Adding a note for the same old reason (sorry) about Full Tilt by Emma Scott. The weeks running up to a characters death were completely unrealistic but the death itself was beautifully written. Even so, it’s still a thumbs down for me.

Another unpopular opinion about This Is How We Lose The Time War by Amal El-Mohtar and Max Gladstone. I love sci-fi but I just didn’t get this one, I’ll quote my own review by saying it was a love story between robot-horse-wolf-seeds in shades of red and blue through letters…

Now that’s enough spouting from me, let’s hand over to Hollis.


Whiteout by Adriana Anders was a book I picked up earlier this year because Micky had such a good time reading it but alas.. we did not get along. You can see our double review here and decide for yourself! This suspense thriller adventure is set in the Yukon and.. that’s about all that recommends it for me. So, not at all, really.

Infinity Son was, like I think for many of us, a total disappointment. What should’ve been exciting queer fantasy just was.. well, queer fantasy, but not particularly exciting and definitely not enjoyable. A one star should make it obvious that I’m disinclined to continue the series but I’ve yet to decide if I might read on or not..

The Fantasyland series by Kristen Ashley. Yes, this was a five book series, yes I read them all (reviews can be found on GR if you’re curious enough to hunt for them), yes it was quite the adventure. I liked some, hated others, even sorta hated the ones I did like. But it was a series I thought had the best chance of winning me over considering I was already dubious about the author’s others works (later, Micky and I tried to read the Honey series.. elle oh elle to that disaster) and ultimately I’m just unfriending the author as a whole. But at least I saw this series through to the end!

Swear On This Life by Renée Carlino is memorable to me because Micky and I were reading this at the same time back in 2016 and ended up on opposite ends of the spectrum. She with a five star, me with a one star. This had flashbacks, reunion with childhood friends, a story-within-a-story.. all things that should’ve worked, and none that did.
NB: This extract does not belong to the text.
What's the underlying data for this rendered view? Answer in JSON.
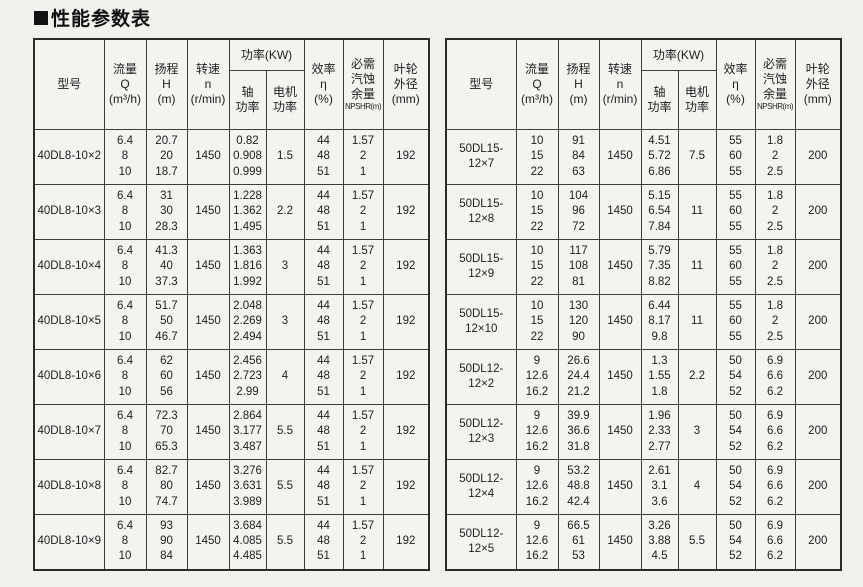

The Duke’s Perfect Wife by Jennifer Ashley is book four in the Mackenzies and McBrides series, a historical romance series I thought would be a new favourite and was excited to binge (I think there are currently eleven books, as well as novellas? not sure if it’s even complete yet..), but which pretty tanked any momentum to continue on back in 2017. I ranted quite a bit in my one star review on GR. Granted, my enjoyment was steadily decreasing after book one so maybe it was just inevitable.

The Lost Girls of Paris by Pam Jenoff was yet another disappointment considering it should’ve once again been something right up my alley. Historical, women-centric, some action, some romance.. but no. Poorly drawn characters, ridiculous circumstances and events, forced love stories.. and more. You can check out my thoughts here.

Last but not least (for this round, at any rate!) is The Binding by Bridget Collins. Another that appealed to me on almost every level, the concept of magic, the vibe, the cover!, but yet failed, because the elements that were featured in the marketing of this book just didn’t seem to live up to the reality. This one didn’t net itself a one star but it wasn’t far off. This read also pre-dates the blog, like most of this list, but I have a review on GR here.


What have been some memorable book unfriendings for you? Or maybe some recent ones? We’d love to know!